Leerstehendes Hotel macht Platz für Wohnungen

Berlin. Das seit Jahren verfallende ehemalige Hotel Georghof in der Gürtelstraße 39–41 in Berlin-Friedrichshain wird geräumt. Auf dem Areal hatten sich zuletzt unerlaubt Menschen aufgehalten, während sich auf dem Grundstück erhebliche Mengen Müll angesammelt hatten. Die neue Eigentümerin dBS Investment will das Gelände nun für die geplante Neubebauung vorbereiten. Anstelle des weitgehend aufgegebenen Hotelkomplexes soll eine siebengeschossige Wohnanlage entstehen. Vorgesehen sind drei Gebäude mit insgesamt rund 5.089 Quadratmetern Wohnfläche, 110 Wohnungen und Gewerbeflächen im Erdgeschoss. Zum Projekt gehört außerdem eine Tiefgarage. Ein Bestandsgebäude soll nach den aktuellen Planungen erhalten und saniert werden.

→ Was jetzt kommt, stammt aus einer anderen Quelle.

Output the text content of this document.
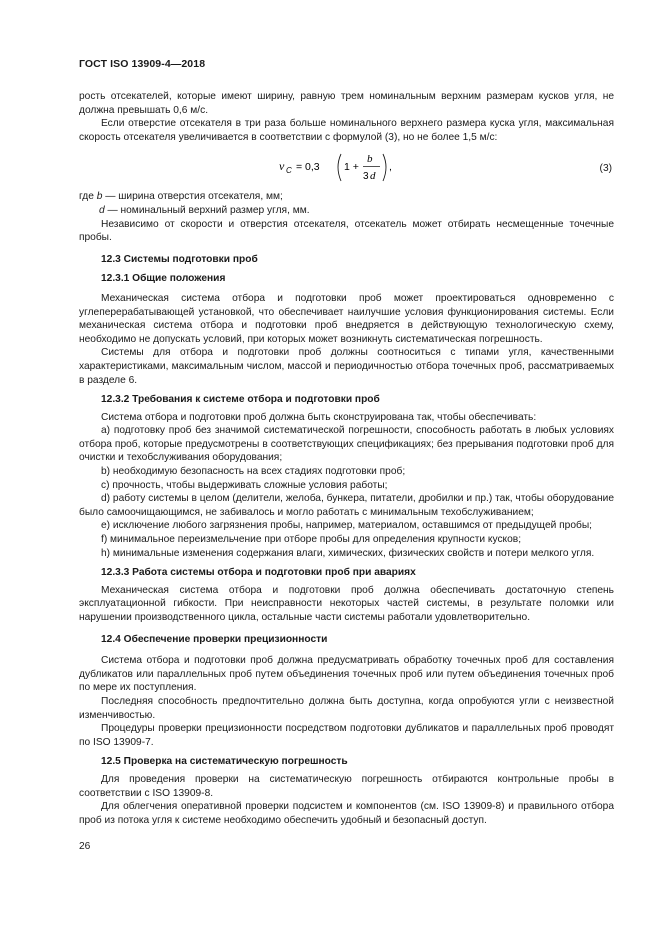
ГОСТ ISO 13909-4—2018

рость отсекателей, которые имеют ширину, равную трем номинальным верхним размерам кусков угля, не должна превышать 0,6 м/с.

Если отверстие отсекателя в три раза больше номинального верхнего размера куска угля, максимальная скорость отсекателя увеличивается в соответствии с формулой (3), но не более 1,5 м/с:

v C = 0,3 1 +
b
3 d
,	(3)

где b — ширина отверстия отсекателя, мм;

d — номинальный верхний размер угля, мм.

Независимо от скорости и отверстия отсекателя, отсекатель может отбирать несмещенные точечные пробы.

12.3 Системы подготовки проб
12.3.1 Общие положения

Механическая система отбора и подготовки проб может проектироваться одновременно с углеперерабатывающей установкой, что обеспечивает наилучшие условия функционирования системы. Если механическая система отбора и подготовки проб внедряется в действующую технологическую схему, необходимо не допускать условий, при которых может возникнуть систематическая погрешность.

Системы для отбора и подготовки проб должны соотноситься с типами угля, качественными характеристиками, максимальным числом, массой и периодичностью отбора точечных проб, рассматриваемых в разделе 6.

12.3.2 Требования к системе отбора и подготовки проб

Система отбора и подготовки проб должна быть сконструирована так, чтобы обеспечивать:

a) подготовку проб без значимой систематической погрешности, способность работать в любых условиях отбора проб, которые предусмотрены в соответствующих спецификациях; без прерывания подготовки проб для очистки и техобслуживания оборудования;

b) необходимую безопасность на всех стадиях подготовки проб;

c) прочность, чтобы выдерживать сложные условия работы;

d) работу системы в целом (делители, желоба, бункера, питатели, дробилки и пр.) так, чтобы оборудование было самоочищающимся, не забивалось и могло работать с минимальным техобслуживанием;

e) исключение любого загрязнения пробы, например, материалом, оставшимся от предыдущей пробы;

f) минимальное переизмельчение при отборе пробы для определения крупности кусков;

h) минимальные изменения содержания влаги, химических, физических свойств и потери мелкого угля.

12.3.3 Работа системы отбора и подготовки проб при авариях

Механическая система отбора и подготовки проб должна обеспечивать достаточную степень эксплуатационной гибкости. При неисправности некоторых частей системы, в результате поломки или нарушении производственного цикла, остальные части системы работали удовлетворительно.

12.4 Обеспечение проверки прецизионности

Система отбора и подготовки проб должна предусматривать обработку точечных проб для составления дубликатов или параллельных проб путем объединения точечных проб или путем объединения точечных проб по мере их поступления.

Последняя способность предпочтительно должна быть доступна, когда опробуются угли с неизвестной изменчивостью.

Процедуры проверки прецизионности посредством подготовки дубликатов и параллельных проб проводят по ISO 13909-7.

12.5 Проверка на систематическую погрешность

Для проведения проверки на систематическую погрешность отбираются контрольные пробы в соответствии с ISO 13909-8.

Для облегчения оперативной проверки подсистем и компонентов (см. ISO 13909-8) и правильного отбора проб из потока угля к системе необходимо обеспечить удобный и безопасный доступ.

26
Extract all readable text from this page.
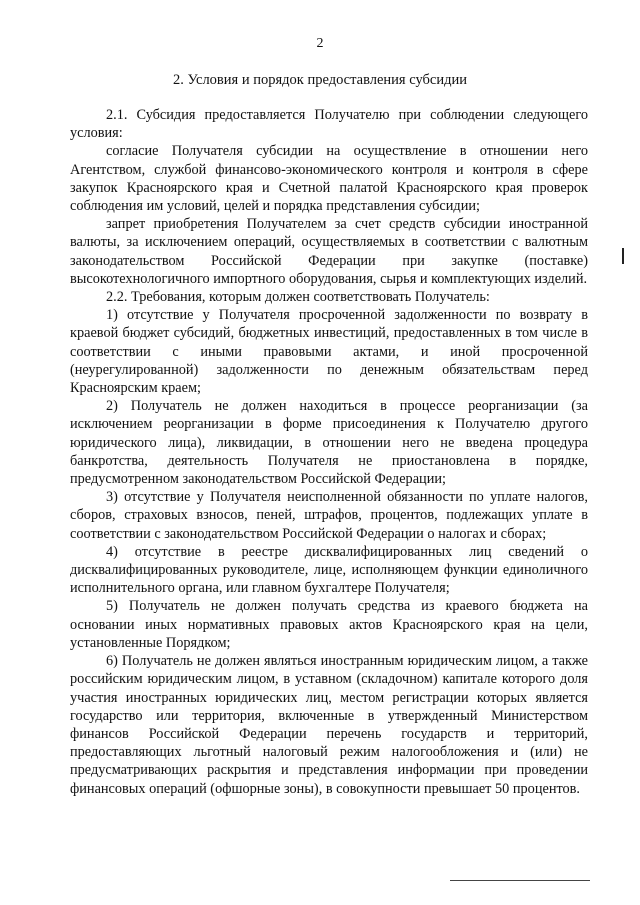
2
2. Условия и порядок предоставления субсидии

2.1. Субсидия предоставляется Получателю при соблюдении следующего условия:

согласие Получателя субсидии на осуществление в отношении него Агентством, службой финансово-экономического контроля и контроля в сфере закупок Красноярского края и Счетной палатой Красноярского края проверок соблюдения им условий, целей и порядка представления субсидии;

запрет приобретения Получателем за счет средств субсидии иностранной валюты, за исключением операций, осуществляемых в соответствии с валютным законодательством Российской Федерации при закупке (поставке) высокотехнологичного импортного оборудования, сырья и комплектующих изделий.

2.2. Требования, которым должен соответствовать Получатель:

1) отсутствие у Получателя просроченной задолженности по возврату в краевой бюджет субсидий, бюджетных инвестиций, предоставленных в том числе в соответствии с иными правовыми актами, и иной просроченной (неурегулированной) задолженности по денежным обязательствам перед Красноярским краем;

2) Получатель не должен находиться в процессе реорганизации (за исключением реорганизации в форме присоединения к Получателю другого юридического лица), ликвидации, в отношении него не введена процедура банкротства, деятельность Получателя не приостановлена в порядке, предусмотренном законодательством Российской Федерации;

3) отсутствие у Получателя неисполненной обязанности по уплате налогов, сборов, страховых взносов, пеней, штрафов, процентов, подлежащих уплате в соответствии с законодательством Российской Федерации о налогах и сборах;

4) отсутствие в реестре дисквалифицированных лиц сведений о дисквалифицированных руководителе, лице, исполняющем функции единоличного исполнительного органа, или главном бухгалтере Получателя;

5) Получатель не должен получать средства из краевого бюджета на основании иных нормативных правовых актов Красноярского края на цели, установленные Порядком;

6) Получатель не должен являться иностранным юридическим лицом, а также российским юридическим лицом, в уставном (складочном) капитале которого доля участия иностранных юридических лиц, местом регистрации которых является государство или территория, включенные в утвержденный Министерством финансов Российской Федерации перечень государств и территорий, предоставляющих льготный налоговый режим налогообложения и (или) не предусматривающих раскрытия и представления информации при проведении финансовых операций (офшорные зоны), в совокупности превышает 50 процентов.
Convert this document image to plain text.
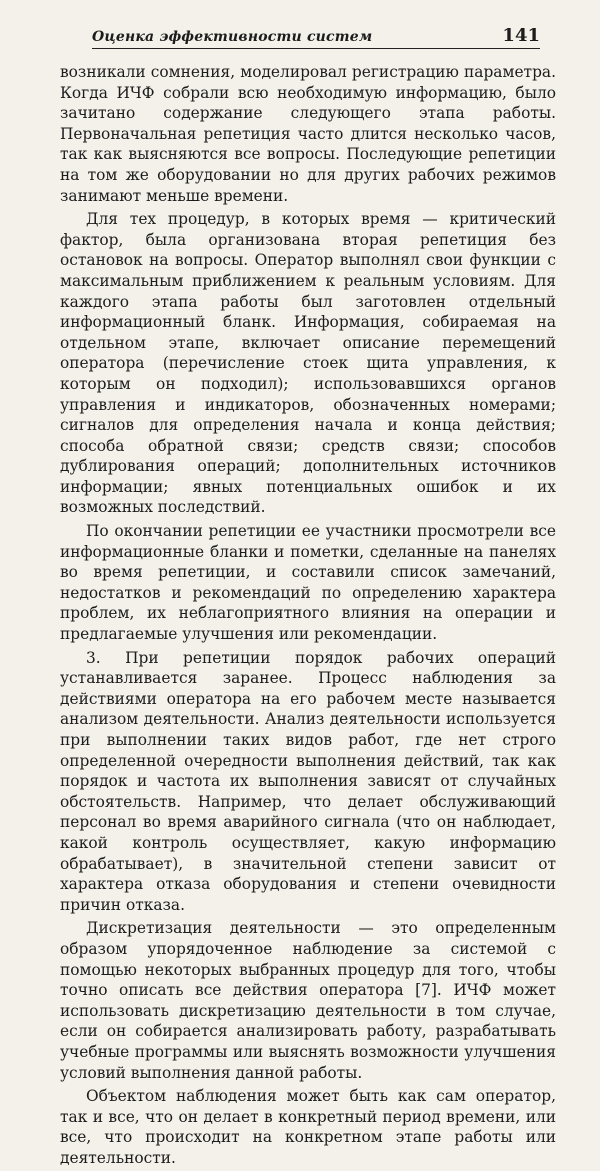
Оценка эффективности систем	141

возникали сомнения, моделировал регистрацию параметра. Когда ИЧФ собрали всю необходимую информацию, было зачитано содержание следующего этапа работы. Первоначальная репетиция часто длится несколько часов, так как выясняются все вопросы. Последующие репетиции на том же оборудовании но для других рабочих режимов занимают меньше времени.

Для тех процедур, в которых время — критический фактор, была организована вторая репетиция без остановок на вопросы. Оператор выполнял свои функции с максимальным приближением к реальным условиям. Для каждого этапа работы был заготовлен отдельный информационный бланк. Информация, собираемая на отдельном этапе, включает описание перемещений оператора (перечисление стоек щита управления, к которым он подходил); использовавшихся органов управления и индикаторов, обозначенных номерами; сигналов для определения начала и конца действия; способа обратной связи; средств связи; способов дублирования операций; дополнительных источников информации; явных потенциальных ошибок и их возможных последствий.

По окончании репетиции ее участники просмотрели все информационные бланки и пометки, сделанные на панелях во время репетиции, и составили список замечаний, недостатков и рекомендаций по определению характера проблем, их неблагоприятного влияния на операции и предлагаемые улучшения или рекомендации.

3. При репетиции порядок рабочих операций устанавливается заранее. Процесс наблюдения за действиями оператора на его рабочем месте называется анализом деятельности. Анализ деятельности используется при выполнении таких видов работ, где нет строго определенной очередности выполнения действий, так как порядок и частота их выполнения зависят от случайных обстоятельств. Например, что делает обслуживающий персонал во время аварийного сигнала (что он наблюдает, какой контроль осуществляет, какую информацию обрабатывает), в значительной степени зависит от характера отказа оборудования и степени очевидности причин отказа.

Дискретизация деятельности — это определенным образом упорядоченное наблюдение за системой с помощью некоторых выбранных процедур для того, чтобы точно описать все действия оператора [7]. ИЧФ может использовать дискретизацию деятельности в том случае, если он собирается анализировать работу, разрабатывать учебные программы или выяснять возможности улучшения условий выполнения данной работы.

Объектом наблюдения может быть как сам оператор, так и все, что он делает в конкретный период времени, или все, что происходит на конкретном этапе работы или деятельности.
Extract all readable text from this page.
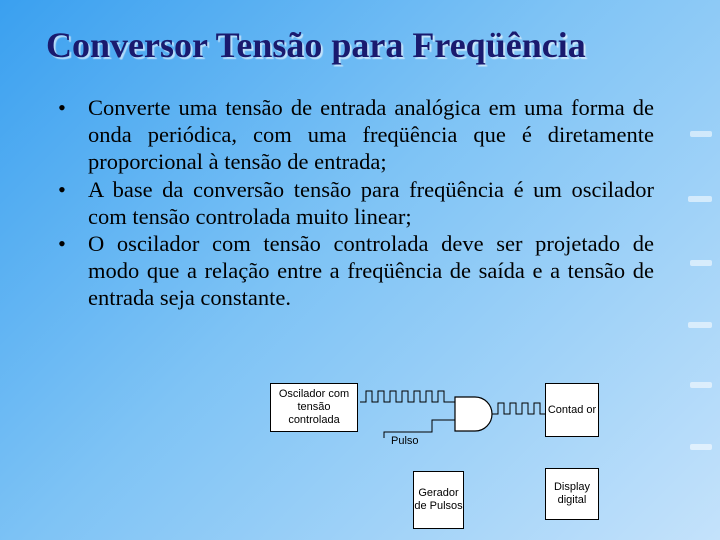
Conversor Tensão para Freqüência
• Converte uma tensão de entrada analógica em uma forma de onda periódica, com uma freqüência que é diretamente proporcional à tensão de entrada;
• A base da conversão tensão para freqüência é um oscilador com tensão controlada muito linear;
• O oscilador com tensão controlada deve ser projetado de modo que a relação entre a freqüência de saída e a tensão de entrada seja constante.
Oscilador com tensão controlada
Contad or
Pulso
Gerador de Pulsos
Display digital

Das Georghof war bis 2017 als Gästehaus mit mehr als 200 Zimmern in Betrieb. Anschließend wurden Teile des Gebäudes zeitweise als Unterkunft genutzt. Nach dem Ende dieser Nutzung setzte ein jahrelanger Leerstand ein. Eigentümerstreitigkeiten und rechtliche Auseinandersetzungen verzögerten Verkauf und Entwicklung des Grundstücks zusätzlich.

Mit der aktuellen Beräumung soll nun die konkrete Vorbereitung des Bauvorhabens beginnen. Unter anderem sind Untersuchungen und Arbeiten zur späteren Abrissvorbereitung vorgesehen. Nach Angaben des Investors soll der Bauantrag im Herbst 2026 eingereicht werden. Die Fertigstellung der neuen Wohnanlage ist derzeit für Mitte 2028 vorgesehen.

Das Georghof-Areal steht damit exemplarisch für den Wandel ehemaliger Hotel- und Problemimmobilien in Berlin. Wo über Jahre Leerstand, Verfall und Vermüllung das Bild bestimmten, könnte innerhalb weniger Jahre ein neuer innerstädtischer Wohnstandort entstehen. Ob die ambitionierten Zeitpläne eingehalten werden können, wird sich mit dem anstehenden Bauantragsverfahren zeigen.